The ForestSeg Dataset

Our aerial forestry dataset (ForestSeg-T1) is a valuable resource comprising 1,832 high-resolution UAV images captured over the Vietnam National University of Forestry in Chuong My District, Hanoi. The dataset was collected through multiple drone surveys conducted at varying altitudes between 70m and 211m, enabling both detailed imagery and broad coverage of forested areas.

The dataset includes key flight parameters such as altitude, image resolution, and total coverage area. Two drone models were used: DJI Phantom 4 RTK (5472 × 3648 px) and DJI Air 3 (8064 × 6048 px), with each flight covering between 7.1 and 24.5 hectares. Images contain between 1 to 17 annotated tree instances, most commonly 8 to 9 trees per image, reflecting moderate forest density.

ForestSeg-T1 supports a wide range of applications, including forest monitoring, land cover classification, biomass estimation, and environmental change detection. The manually annotated tree crowns ensure high-quality ground truth for instance segmentation tasks, mimicking human perception. Unlike other datasets, ForestSeg‐T1 incorporates multi-seasonal imagery, making it particularly suitable for long-term forest analysis.

The pictures in the dataset are taken in Hanoi, Vietnam in 2023.

Some pictures of our dataset are shown below:

Detail

We investigated the impact of temporal variations on instance segmentation performance across four intervals: ForestSeg‐T1 to ForestSeg‐T4. Environmental factors such as lighting, shadow, and seasonal changes were considered to assess model robustness under different conditions.

The segmentation model achieved the best results on ForestSeg‐T4, with an AP of 60.82%, AP50 of 64.71%, and AP70 of 57.13%, aligned with its highest classification accuracy of 71.32%. ForestSeg‐T2 followed with 69.23% classification accuracy and moderate segmentation scores. In contrast, ForestSeg‐T3 yielded the lowest performance across all metrics, suggesting that data quality and timing significantly influence model effectiveness.

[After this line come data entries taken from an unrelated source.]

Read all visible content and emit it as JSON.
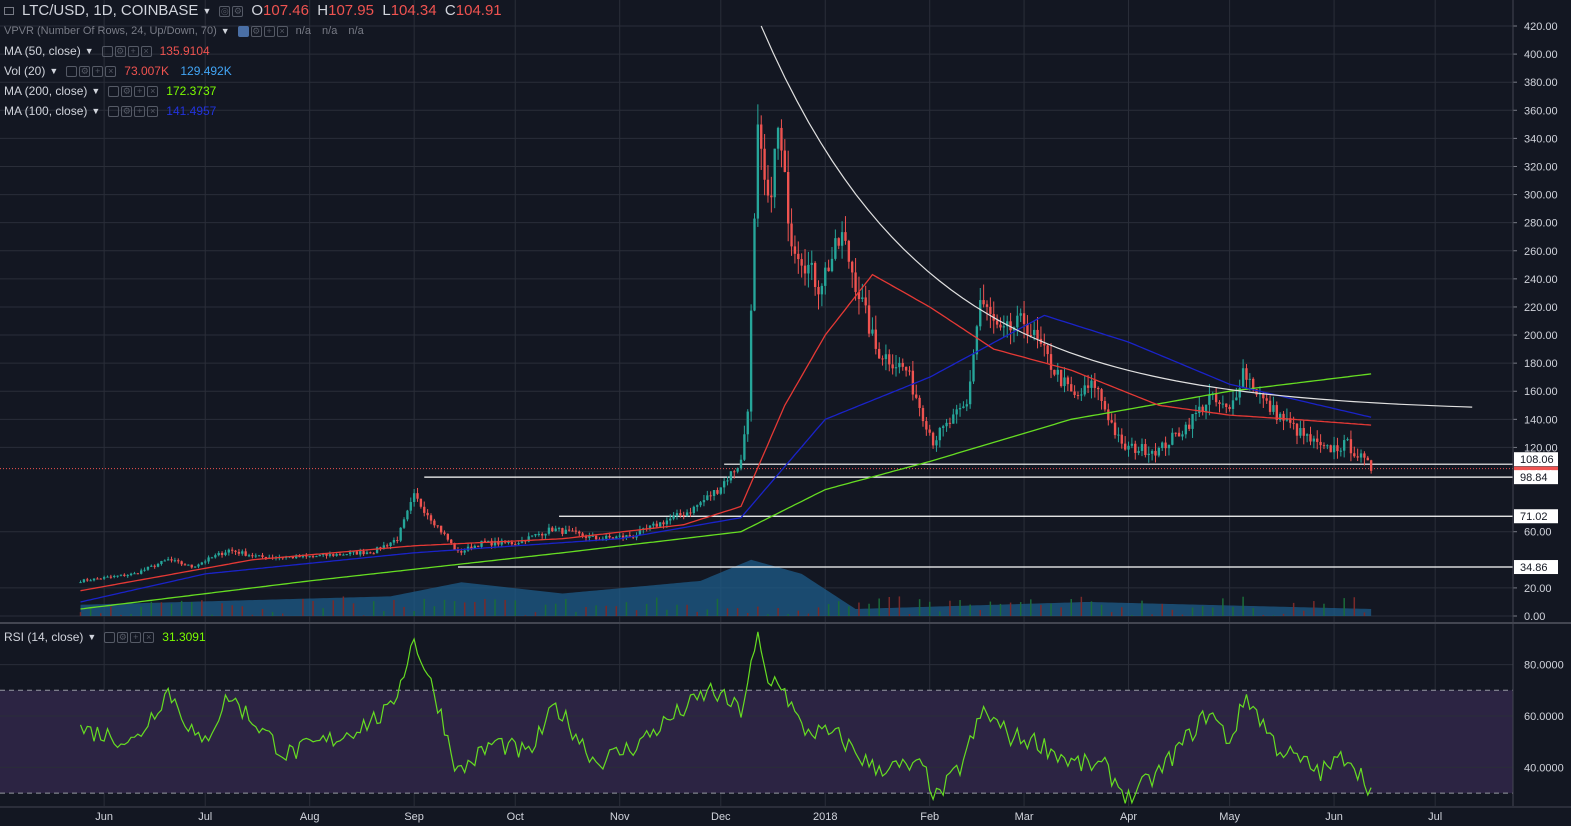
{
  "header": {
    "symbol": "LTC/USD, 1D, COINBASE",
    "open_label": "O",
    "open": "107.46",
    "high_label": "H",
    "high": "107.95",
    "low_label": "L",
    "low": "104.34",
    "close_label": "C",
    "close": "104.91"
  },
  "indicators": [
    {
      "name": "VPVR (Number Of Rows, 24, Up/Down, 70)",
      "values": [
        "n/a",
        "n/a",
        "n/a"
      ],
      "color": "#787b86"
    },
    {
      "name": "MA (50, close)",
      "values": [
        "135.9104"
      ],
      "color": "#ef5350"
    },
    {
      "name": "Vol (20)",
      "values": [
        "73.007K",
        "129.492K"
      ],
      "colors": [
        "#ef5350",
        "#42a5f5"
      ]
    },
    {
      "name": "MA (200, close)",
      "values": [
        "172.3737"
      ],
      "color": "#7cfc00"
    },
    {
      "name": "MA (100, close)",
      "values": [
        "141.4957"
      ],
      "color": "#1c2ad8"
    }
  ],
  "rsi": {
    "name": "RSI (14, close)",
    "value": "31.3091",
    "color": "#7cfc00"
  },
  "colors": {
    "background": "#131722",
    "grid": "#2a2e39",
    "up": "#26a69a",
    "down": "#ef5350",
    "ma50": "#e53935",
    "ma100": "#1a23c9",
    "ma200": "#66dd22",
    "rsi": "#66dd22",
    "rsi_band": "#2c2443",
    "curve": "#e0e0e0",
    "volume": "#1e5c8a"
  },
  "chart_data": [
    {
      "type": "candlestick",
      "price_axis_ticks": [
        "420.00",
        "400.00",
        "380.00",
        "360.00",
        "340.00",
        "320.00",
        "300.00",
        "280.00",
        "260.00",
        "240.00",
        "220.00",
        "200.00",
        "180.00",
        "160.00",
        "140.00",
        "120.00",
        "60.00",
        "20.00",
        "0.00"
      ],
      "price_labels": [
        {
          "text": "108.06",
          "value": 108.06
        },
        {
          "text": "104.91",
          "value": 104.91
        },
        {
          "text": "98.84",
          "value": 98.84
        },
        {
          "text": "71.02",
          "value": 71.02
        },
        {
          "text": "34.86",
          "value": 34.86
        }
      ],
      "time_labels": [
        "Jun",
        "Jul",
        "Aug",
        "Sep",
        "Oct",
        "Nov",
        "Dec",
        "2018",
        "Feb",
        "Mar",
        "Apr",
        "May",
        "Jun",
        "Jul"
      ],
      "ylim": [
        0,
        420
      ],
      "price_keypoints": [
        [
          "2017-05-25",
          25
        ],
        [
          "2017-06-10",
          30
        ],
        [
          "2017-06-20",
          40
        ],
        [
          "2017-06-27",
          35
        ],
        [
          "2017-07-08",
          47
        ],
        [
          "2017-07-17",
          42
        ],
        [
          "2017-07-31",
          42
        ],
        [
          "2017-08-20",
          46
        ],
        [
          "2017-08-27",
          55
        ],
        [
          "2017-09-01",
          85
        ],
        [
          "2017-09-06",
          70
        ],
        [
          "2017-09-14",
          45
        ],
        [
          "2017-09-21",
          52
        ],
        [
          "2017-10-01",
          52
        ],
        [
          "2017-10-12",
          62
        ],
        [
          "2017-10-25",
          55
        ],
        [
          "2017-11-05",
          57
        ],
        [
          "2017-11-12",
          65
        ],
        [
          "2017-11-22",
          75
        ],
        [
          "2017-11-30",
          90
        ],
        [
          "2017-12-07",
          110
        ],
        [
          "2017-12-09",
          150
        ],
        [
          "2017-12-12",
          340
        ],
        [
          "2017-12-15",
          290
        ],
        [
          "2017-12-18",
          345
        ],
        [
          "2017-12-22",
          270
        ],
        [
          "2017-12-30",
          235
        ],
        [
          "2018-01-06",
          270
        ],
        [
          "2018-01-16",
          190
        ],
        [
          "2018-01-25",
          175
        ],
        [
          "2018-02-02",
          125
        ],
        [
          "2018-02-06",
          135
        ],
        [
          "2018-02-12",
          150
        ],
        [
          "2018-02-16",
          225
        ],
        [
          "2018-02-22",
          200
        ],
        [
          "2018-03-01",
          210
        ],
        [
          "2018-03-10",
          175
        ],
        [
          "2018-03-16",
          155
        ],
        [
          "2018-03-22",
          165
        ],
        [
          "2018-03-30",
          120
        ],
        [
          "2018-04-10",
          118
        ],
        [
          "2018-04-18",
          135
        ],
        [
          "2018-04-25",
          155
        ],
        [
          "2018-05-01",
          145
        ],
        [
          "2018-05-05",
          175
        ],
        [
          "2018-05-12",
          150
        ],
        [
          "2018-05-22",
          130
        ],
        [
          "2018-05-29",
          118
        ],
        [
          "2018-06-05",
          122
        ],
        [
          "2018-06-12",
          105
        ]
      ],
      "ma50_keypoints": [
        [
          "2017-05-25",
          18
        ],
        [
          "2017-07-15",
          40
        ],
        [
          "2017-09-01",
          50
        ],
        [
          "2017-10-15",
          55
        ],
        [
          "2017-11-20",
          65
        ],
        [
          "2017-12-07",
          78
        ],
        [
          "2017-12-20",
          150
        ],
        [
          "2018-01-01",
          200
        ],
        [
          "2018-01-15",
          243
        ],
        [
          "2018-02-01",
          220
        ],
        [
          "2018-02-20",
          190
        ],
        [
          "2018-03-15",
          175
        ],
        [
          "2018-04-10",
          150
        ],
        [
          "2018-05-01",
          143
        ],
        [
          "2018-05-20",
          140
        ],
        [
          "2018-06-12",
          135.91
        ]
      ],
      "ma100_keypoints": [
        [
          "2017-05-25",
          10
        ],
        [
          "2017-07-01",
          30
        ],
        [
          "2017-09-01",
          45
        ],
        [
          "2017-11-01",
          55
        ],
        [
          "2017-12-07",
          70
        ],
        [
          "2018-01-01",
          140
        ],
        [
          "2018-02-01",
          170
        ],
        [
          "2018-03-07",
          214
        ],
        [
          "2018-04-01",
          195
        ],
        [
          "2018-05-01",
          165
        ],
        [
          "2018-06-12",
          141.5
        ]
      ],
      "ma200_keypoints": [
        [
          "2017-05-25",
          5
        ],
        [
          "2017-08-01",
          25
        ],
        [
          "2017-10-15",
          45
        ],
        [
          "2017-12-07",
          60
        ],
        [
          "2018-01-01",
          90
        ],
        [
          "2018-02-01",
          110
        ],
        [
          "2018-03-15",
          140
        ],
        [
          "2018-05-01",
          160
        ],
        [
          "2018-06-12",
          172.37
        ]
      ],
      "volume_profile_keypoints": [
        [
          "2017-05-25",
          8
        ],
        [
          "2017-08-25",
          14
        ],
        [
          "2017-09-15",
          24
        ],
        [
          "2017-10-15",
          16
        ],
        [
          "2017-11-25",
          25
        ],
        [
          "2017-12-10",
          40
        ],
        [
          "2017-12-25",
          30
        ],
        [
          "2018-01-10",
          5
        ],
        [
          "2018-03-20",
          10
        ],
        [
          "2018-06-12",
          5
        ]
      ],
      "trend_curve": {
        "start": [
          "2017-12-13",
          420
        ],
        "end": [
          "2018-07-12",
          145
        ]
      },
      "support_lines": [
        {
          "from": "2017-09-04",
          "value": 98.84
        },
        {
          "from": "2017-10-14",
          "value": 71.02
        },
        {
          "from": "2017-09-14",
          "value": 34.86
        },
        {
          "from": "2017-12-02",
          "value": 108.06
        }
      ]
    },
    {
      "type": "line",
      "name": "RSI (14, close)",
      "axis_ticks": [
        "80.0000",
        "60.0000",
        "40.0000"
      ],
      "ylim": [
        25,
        95
      ],
      "bands": [
        70,
        30
      ],
      "keypoints": [
        [
          "2017-05-25",
          55
        ],
        [
          "2017-06-10",
          50
        ],
        [
          "2017-06-20",
          70
        ],
        [
          "2017-06-30",
          48
        ],
        [
          "2017-07-08",
          68
        ],
        [
          "2017-07-25",
          45
        ],
        [
          "2017-08-10",
          52
        ],
        [
          "2017-08-25",
          62
        ],
        [
          "2017-09-01",
          90
        ],
        [
          "2017-09-08",
          65
        ],
        [
          "2017-09-14",
          38
        ],
        [
          "2017-09-25",
          50
        ],
        [
          "2017-10-05",
          45
        ],
        [
          "2017-10-13",
          64
        ],
        [
          "2017-10-25",
          42
        ],
        [
          "2017-11-05",
          48
        ],
        [
          "2017-11-15",
          58
        ],
        [
          "2017-11-28",
          70
        ],
        [
          "2017-12-07",
          62
        ],
        [
          "2017-12-12",
          90
        ],
        [
          "2017-12-15",
          72
        ],
        [
          "2017-12-18",
          75
        ],
        [
          "2017-12-25",
          55
        ],
        [
          "2018-01-05",
          52
        ],
        [
          "2018-01-15",
          40
        ],
        [
          "2018-01-30",
          40
        ],
        [
          "2018-02-03",
          28
        ],
        [
          "2018-02-10",
          40
        ],
        [
          "2018-02-17",
          62
        ],
        [
          "2018-02-25",
          52
        ],
        [
          "2018-03-05",
          50
        ],
        [
          "2018-03-15",
          42
        ],
        [
          "2018-03-25",
          40
        ],
        [
          "2018-04-01",
          28
        ],
        [
          "2018-04-10",
          38
        ],
        [
          "2018-04-25",
          62
        ],
        [
          "2018-05-01",
          50
        ],
        [
          "2018-05-06",
          68
        ],
        [
          "2018-05-15",
          48
        ],
        [
          "2018-05-28",
          38
        ],
        [
          "2018-06-05",
          45
        ],
        [
          "2018-06-12",
          31.31
        ]
      ]
    }
  ]
}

These findings demonstrate that selecting the appropriate temporal interval, particularly one with high-resolution imagery and favorable conditions, is crucial for enhancing both classification and segmentation performance. Incorporating temporal diversity into training can improve the model's generalizability and reliability in long-term forest monitoring applications.

The detailed performance results across the four intervals are summarized in the table below:
Table 01: Comparisons of segmentation performance of the proposed method with the state‐of‐the‐art methods.
**The best results for each metric are highlighted in bold.
Method Number of Parameters (M) Inference Time (ms) AP AP50 AP70
Mask-RCNN (ResNet-50) 43.05 8.3 30.63 46.23 26.17
Mask-RCNN (SwinT) 48.55 10.8 56.72 60.12 54.64
Detectree2 62.86 11.4 22.33 49.71 20.22
YOLOV11 22.33 7.5 38.30 52.78 33.51
Ours 10.81 6.2 57.01 62.21 55.32
Table 02: Experiment results in different intervals (The results are conducted without the area feature as described.)
Forest Name Classification Acc. AP AP50 AP70
ForestSeg-T1 65.37 57.01 62.21 55.32
ForestSeg-T2 69.23 59.72 62.11 55.12
ForestSeg-T3 59.01 54.92 57.28 50.01
ForestSeg-T4 71.32 60.82 64.71 57.13

Terms & Conditions of Use

The datasets are released for academic research only, and are free to researchers from educational or research institutes for non-commercial purposes.